Ce plan de masse portait au surplus la précision suivante 'possibilité de modification de l’ensemble du projet suite au passage du métreur selon les mêmes conditions de remises’ ainsi que la mention du client''Bon pour implantation’ avec une date et une signature que les époux X ne contestent pas être la leur.
Ces derniers étaient donc informés de la possibilité, lors du passage du métreur, d’une modification du projet, ce qu’ils ont accepté.
Ainsi donc le consentement des époux X à l’acquisition d’une cuisine sur mesure, dont ils connaissaient les caractéristiques précises par les deux devis très détaillés remis et le plan établi conformément à leurs instructions, est entier.

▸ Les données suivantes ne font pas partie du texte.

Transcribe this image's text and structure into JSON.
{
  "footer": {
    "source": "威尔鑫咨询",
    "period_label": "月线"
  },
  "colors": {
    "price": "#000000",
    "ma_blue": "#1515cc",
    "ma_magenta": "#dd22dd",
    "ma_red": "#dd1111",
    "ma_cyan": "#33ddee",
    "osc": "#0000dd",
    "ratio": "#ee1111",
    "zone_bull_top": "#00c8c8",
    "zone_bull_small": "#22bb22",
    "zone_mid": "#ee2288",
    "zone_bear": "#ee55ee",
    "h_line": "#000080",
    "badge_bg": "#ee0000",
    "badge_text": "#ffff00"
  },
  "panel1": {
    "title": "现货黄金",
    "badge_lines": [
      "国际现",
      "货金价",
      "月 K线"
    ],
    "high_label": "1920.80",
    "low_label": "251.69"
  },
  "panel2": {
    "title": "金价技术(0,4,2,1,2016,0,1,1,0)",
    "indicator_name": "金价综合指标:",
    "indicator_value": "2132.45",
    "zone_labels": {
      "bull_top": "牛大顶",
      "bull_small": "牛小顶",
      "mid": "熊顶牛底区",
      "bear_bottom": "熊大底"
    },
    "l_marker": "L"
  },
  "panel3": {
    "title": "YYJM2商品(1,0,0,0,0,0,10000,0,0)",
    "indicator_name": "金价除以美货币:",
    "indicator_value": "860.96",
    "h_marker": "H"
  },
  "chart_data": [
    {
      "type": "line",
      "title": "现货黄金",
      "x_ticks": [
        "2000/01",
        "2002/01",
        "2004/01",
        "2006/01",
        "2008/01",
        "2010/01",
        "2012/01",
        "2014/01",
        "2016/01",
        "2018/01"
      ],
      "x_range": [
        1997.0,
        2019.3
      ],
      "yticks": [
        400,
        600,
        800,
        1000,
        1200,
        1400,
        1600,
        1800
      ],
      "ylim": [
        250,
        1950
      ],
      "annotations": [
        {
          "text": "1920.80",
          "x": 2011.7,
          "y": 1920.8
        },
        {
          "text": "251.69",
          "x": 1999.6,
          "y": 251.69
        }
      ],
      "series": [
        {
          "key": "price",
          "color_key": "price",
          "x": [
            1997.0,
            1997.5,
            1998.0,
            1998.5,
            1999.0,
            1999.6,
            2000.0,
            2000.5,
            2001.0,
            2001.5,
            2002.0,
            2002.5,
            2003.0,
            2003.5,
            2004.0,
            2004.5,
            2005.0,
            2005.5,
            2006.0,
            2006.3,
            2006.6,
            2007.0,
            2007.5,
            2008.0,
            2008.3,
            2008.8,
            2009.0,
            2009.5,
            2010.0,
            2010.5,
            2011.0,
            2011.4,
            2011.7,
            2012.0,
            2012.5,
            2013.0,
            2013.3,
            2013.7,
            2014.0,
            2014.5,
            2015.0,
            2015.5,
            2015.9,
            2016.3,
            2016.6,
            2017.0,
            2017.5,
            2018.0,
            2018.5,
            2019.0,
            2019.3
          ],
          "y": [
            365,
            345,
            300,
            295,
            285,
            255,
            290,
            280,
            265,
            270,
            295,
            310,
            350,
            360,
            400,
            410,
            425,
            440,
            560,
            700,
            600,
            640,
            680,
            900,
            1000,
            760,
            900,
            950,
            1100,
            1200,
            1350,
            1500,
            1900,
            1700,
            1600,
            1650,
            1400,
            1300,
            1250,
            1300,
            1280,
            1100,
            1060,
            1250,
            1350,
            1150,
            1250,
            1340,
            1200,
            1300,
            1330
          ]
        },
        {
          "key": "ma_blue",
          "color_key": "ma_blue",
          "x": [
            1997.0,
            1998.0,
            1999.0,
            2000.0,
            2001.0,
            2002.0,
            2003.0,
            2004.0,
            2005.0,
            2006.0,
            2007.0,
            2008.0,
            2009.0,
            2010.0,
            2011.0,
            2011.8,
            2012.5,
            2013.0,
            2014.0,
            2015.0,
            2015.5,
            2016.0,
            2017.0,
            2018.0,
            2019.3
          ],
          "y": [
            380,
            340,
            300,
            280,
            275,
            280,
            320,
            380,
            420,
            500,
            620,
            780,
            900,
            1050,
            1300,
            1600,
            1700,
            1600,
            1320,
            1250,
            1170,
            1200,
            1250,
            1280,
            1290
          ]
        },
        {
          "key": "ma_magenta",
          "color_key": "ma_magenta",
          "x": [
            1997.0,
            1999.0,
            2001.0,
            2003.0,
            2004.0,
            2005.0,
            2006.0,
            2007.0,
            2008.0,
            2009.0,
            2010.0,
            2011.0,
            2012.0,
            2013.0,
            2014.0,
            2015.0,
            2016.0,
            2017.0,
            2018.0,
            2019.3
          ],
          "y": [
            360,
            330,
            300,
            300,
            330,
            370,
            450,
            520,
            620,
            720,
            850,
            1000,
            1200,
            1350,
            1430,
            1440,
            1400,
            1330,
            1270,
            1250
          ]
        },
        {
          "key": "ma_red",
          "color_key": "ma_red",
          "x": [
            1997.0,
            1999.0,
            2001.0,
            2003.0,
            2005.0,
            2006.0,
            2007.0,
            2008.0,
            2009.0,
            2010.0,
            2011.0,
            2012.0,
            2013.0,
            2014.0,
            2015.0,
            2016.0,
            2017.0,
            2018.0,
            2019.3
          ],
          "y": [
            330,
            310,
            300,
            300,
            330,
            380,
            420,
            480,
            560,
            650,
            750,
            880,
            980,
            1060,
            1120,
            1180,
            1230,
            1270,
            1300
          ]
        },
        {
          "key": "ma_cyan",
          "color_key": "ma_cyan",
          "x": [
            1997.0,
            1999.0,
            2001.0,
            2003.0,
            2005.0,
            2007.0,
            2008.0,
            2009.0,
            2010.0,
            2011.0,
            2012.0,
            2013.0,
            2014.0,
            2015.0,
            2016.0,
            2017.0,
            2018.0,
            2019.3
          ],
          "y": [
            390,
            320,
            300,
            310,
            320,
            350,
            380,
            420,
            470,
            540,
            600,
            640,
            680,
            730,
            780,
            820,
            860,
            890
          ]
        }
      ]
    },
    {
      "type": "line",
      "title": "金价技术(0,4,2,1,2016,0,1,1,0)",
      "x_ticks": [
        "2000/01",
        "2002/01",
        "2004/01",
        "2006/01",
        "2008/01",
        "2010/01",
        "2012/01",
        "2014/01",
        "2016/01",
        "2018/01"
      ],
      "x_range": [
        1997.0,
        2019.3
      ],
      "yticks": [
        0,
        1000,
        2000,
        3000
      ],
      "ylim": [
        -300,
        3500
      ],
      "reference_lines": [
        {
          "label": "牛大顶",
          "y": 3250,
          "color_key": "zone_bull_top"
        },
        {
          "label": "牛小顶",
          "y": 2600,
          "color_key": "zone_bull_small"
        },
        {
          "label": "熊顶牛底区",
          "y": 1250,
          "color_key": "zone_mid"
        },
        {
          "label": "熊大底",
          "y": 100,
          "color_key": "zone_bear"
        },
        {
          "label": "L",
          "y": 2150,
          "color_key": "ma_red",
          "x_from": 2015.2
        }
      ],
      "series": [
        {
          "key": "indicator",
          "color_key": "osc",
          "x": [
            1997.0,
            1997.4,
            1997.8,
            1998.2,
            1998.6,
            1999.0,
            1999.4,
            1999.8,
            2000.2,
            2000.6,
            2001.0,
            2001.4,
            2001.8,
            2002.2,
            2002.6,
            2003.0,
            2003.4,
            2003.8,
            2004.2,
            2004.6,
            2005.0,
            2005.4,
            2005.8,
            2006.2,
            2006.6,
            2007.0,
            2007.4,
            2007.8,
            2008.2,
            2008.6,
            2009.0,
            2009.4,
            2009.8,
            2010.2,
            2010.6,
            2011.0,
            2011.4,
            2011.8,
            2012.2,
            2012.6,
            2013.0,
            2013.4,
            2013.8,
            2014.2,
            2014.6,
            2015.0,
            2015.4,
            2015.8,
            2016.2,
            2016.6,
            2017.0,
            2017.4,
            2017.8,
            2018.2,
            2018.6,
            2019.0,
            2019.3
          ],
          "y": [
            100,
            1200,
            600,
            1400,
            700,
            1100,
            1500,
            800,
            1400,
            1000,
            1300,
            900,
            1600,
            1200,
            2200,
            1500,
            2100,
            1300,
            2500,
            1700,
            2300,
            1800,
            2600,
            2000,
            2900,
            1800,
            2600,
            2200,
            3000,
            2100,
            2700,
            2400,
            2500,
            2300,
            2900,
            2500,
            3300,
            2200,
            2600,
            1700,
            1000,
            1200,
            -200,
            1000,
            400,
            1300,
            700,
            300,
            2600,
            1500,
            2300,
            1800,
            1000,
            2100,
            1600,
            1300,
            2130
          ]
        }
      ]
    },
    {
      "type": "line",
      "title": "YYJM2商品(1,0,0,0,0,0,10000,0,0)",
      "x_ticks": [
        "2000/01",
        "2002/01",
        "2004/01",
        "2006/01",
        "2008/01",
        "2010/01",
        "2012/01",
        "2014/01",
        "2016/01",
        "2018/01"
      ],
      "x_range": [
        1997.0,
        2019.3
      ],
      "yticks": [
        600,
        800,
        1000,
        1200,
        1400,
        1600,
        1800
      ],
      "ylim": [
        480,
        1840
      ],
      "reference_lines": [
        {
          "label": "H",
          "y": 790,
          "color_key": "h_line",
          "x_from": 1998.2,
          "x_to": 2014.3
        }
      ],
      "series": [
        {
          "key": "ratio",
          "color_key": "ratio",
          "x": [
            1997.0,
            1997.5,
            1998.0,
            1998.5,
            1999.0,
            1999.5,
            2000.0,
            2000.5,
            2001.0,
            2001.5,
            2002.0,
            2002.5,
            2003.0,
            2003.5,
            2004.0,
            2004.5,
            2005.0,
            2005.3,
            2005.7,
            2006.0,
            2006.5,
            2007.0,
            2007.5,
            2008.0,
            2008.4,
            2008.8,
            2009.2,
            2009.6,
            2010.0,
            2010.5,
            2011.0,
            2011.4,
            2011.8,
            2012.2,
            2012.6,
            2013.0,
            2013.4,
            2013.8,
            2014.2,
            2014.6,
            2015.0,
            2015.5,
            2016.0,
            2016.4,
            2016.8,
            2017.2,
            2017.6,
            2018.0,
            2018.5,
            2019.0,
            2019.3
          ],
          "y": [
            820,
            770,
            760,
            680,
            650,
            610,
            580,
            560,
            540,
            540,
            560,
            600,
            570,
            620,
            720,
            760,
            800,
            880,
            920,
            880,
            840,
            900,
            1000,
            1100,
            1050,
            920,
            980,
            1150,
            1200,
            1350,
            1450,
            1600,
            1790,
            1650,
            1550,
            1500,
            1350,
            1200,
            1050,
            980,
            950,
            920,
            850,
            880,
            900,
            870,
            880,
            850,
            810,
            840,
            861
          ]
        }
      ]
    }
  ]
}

Les époux X invoquent afin de se décharger de leur obligation, le fait qu’au moment de cette commande, le bien devant recevoir la cuisine n’était pas édifié, sans apporter aucun élément permettant à la Cour de vérifier cette assertion, ni la connaissance qu’avait la SARL Pascha Concept de cette information, alors qu’il est mentionné sur le bon de commande en date du 30 septembre 2012': 'Pour travaux à exécuter à l’adresse suivante': N° à confirmer au téléphone': quartier les Nouvelles 13830 Roquefort la Bedoule', qu’il était prévu un délai de livraison au 1er juillet 2013 et enfin que les époux X ont fourni à la SARL Pascha Concept des documents précis, notamment un plan d’architecte.
Ainsi donc, alors que la mention sur le devis signé par les époux X 'document conçu sous l’égide du Syndicat National de l’Équipement de la Cuisine (SNEC)' ne signifie pas une affiliation à ce syndicat qui n’est d’ailleurs pas une obligation, alors que les époux X ne démontrent pas avoir été trompés par cette mention, la décision du premier Juge sera confirmée.
PAR CES MOTIFS':
La Cour, statuant par décision contradictoire, en dernier ressort':
— Confirme le jugement en date du 13 novembre 2014,
— Déboute D X et Z A épouse X du surplus de leurs demandes,
— Condamne D X et Z A épouse X aux dépens.